Ariawan dipaksa bekerja hingga 16 jam sehari dengan target mencapai 120.000 dollar AS. Awalnya, ia menolak untuk melakukan penipuan tersebut. Akibatnya, ia mengalami penyiksaan brutal.
"Selama seminggu saya disiksa, disetrum, dan dipukul dengan tongkat baseball," ungkapnya.
Penyiksaan tersebut terus berlanjut selama berbulan-bulan, terutama jika target tidak tercapai. Pada tanggal 16 Februari 2025, Ariawan dan Nengah Sunaria memberanikan diri untuk melarikan diri. Namun, saat berhasil mencapai gerbang perusahaan, mereka tertangkap dan nyaris ditembak dengan senjata AK-47. Beruntung, seorang tentara pemberontak yang kebetulan melintas membawa mereka ke posko penampungan.
Setelah beberapa minggu berada di posko penampungan, mereka akhirnya dijemput oleh pihak Kedutaan Besar Republik Indonesia (KBRI) di Yangon. Ariawan dan ratusan korban TPPO lainnya kemudian dievakuasi dari Myanmar ke Thailand, dan diterbangkan ke Jakarta pada tanggal 19 Maret 2025. Setelah melalui proses pemeriksaan, Ariawan dan Sunaria dipulangkan ke Bali pada Jumat (21/3/2025) dan diserahkan kepada pihak keluarga di Bandara Internasional I Gusti Ngurah Rai.
Pelajaran Berharga dari Pengalaman Pahit
Kisah Ariawan menjadi pelajaran berharga bagi masyarakat Indonesia, khususnya bagi mereka yang bermimpi untuk bekerja di luar negeri.

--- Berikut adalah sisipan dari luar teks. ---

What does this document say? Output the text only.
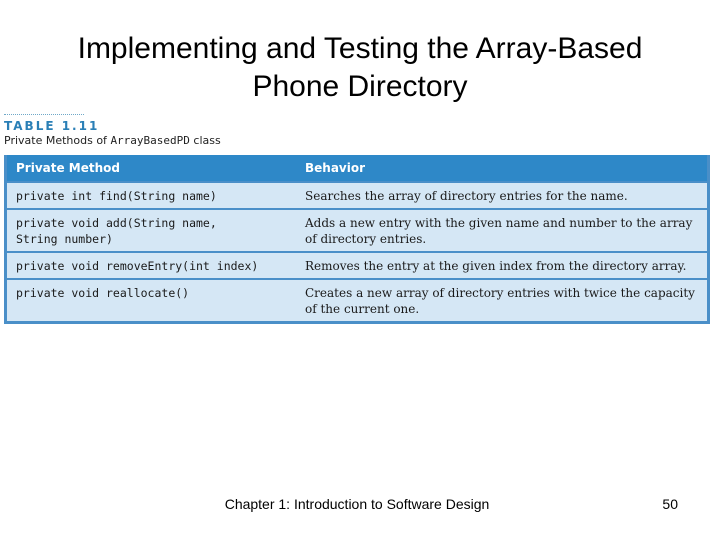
Implementing and Testing the Array-Based
Phone Directory
TABLE 1.11
Private Methods of ArrayBasedPD class
Private Method	Behavior
private int find(String name)	Searches the array of directory entries for the name.
private void add(String name,
String number)	Adds a new entry with the given name and number to the array of directory entries.
private void removeEntry(int index)	Removes the entry at the given index from the directory array.
private void reallocate()	Creates a new array of directory entries with twice the capacity of the current one.
Chapter 1: Introduction to Software Design	50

Penting untuk selalu berhati-hati dan waspada terhadap tawaran pekerjaan yang terlalu menggiurkan, serta melakukan pengecekan dan verifikasi yang mendalam terhadap perusahaan atau agen penyalur tenaga kerja yang menawarkan pekerjaan tersebut. Selain itu, pemerintah dan aparat penegak hukum juga perlu meningkatkan upaya pencegahan dan penindakan terhadap TPPO, serta memberikan perlindungan yang lebih baik kepada WNI yang bekerja di luar negeri.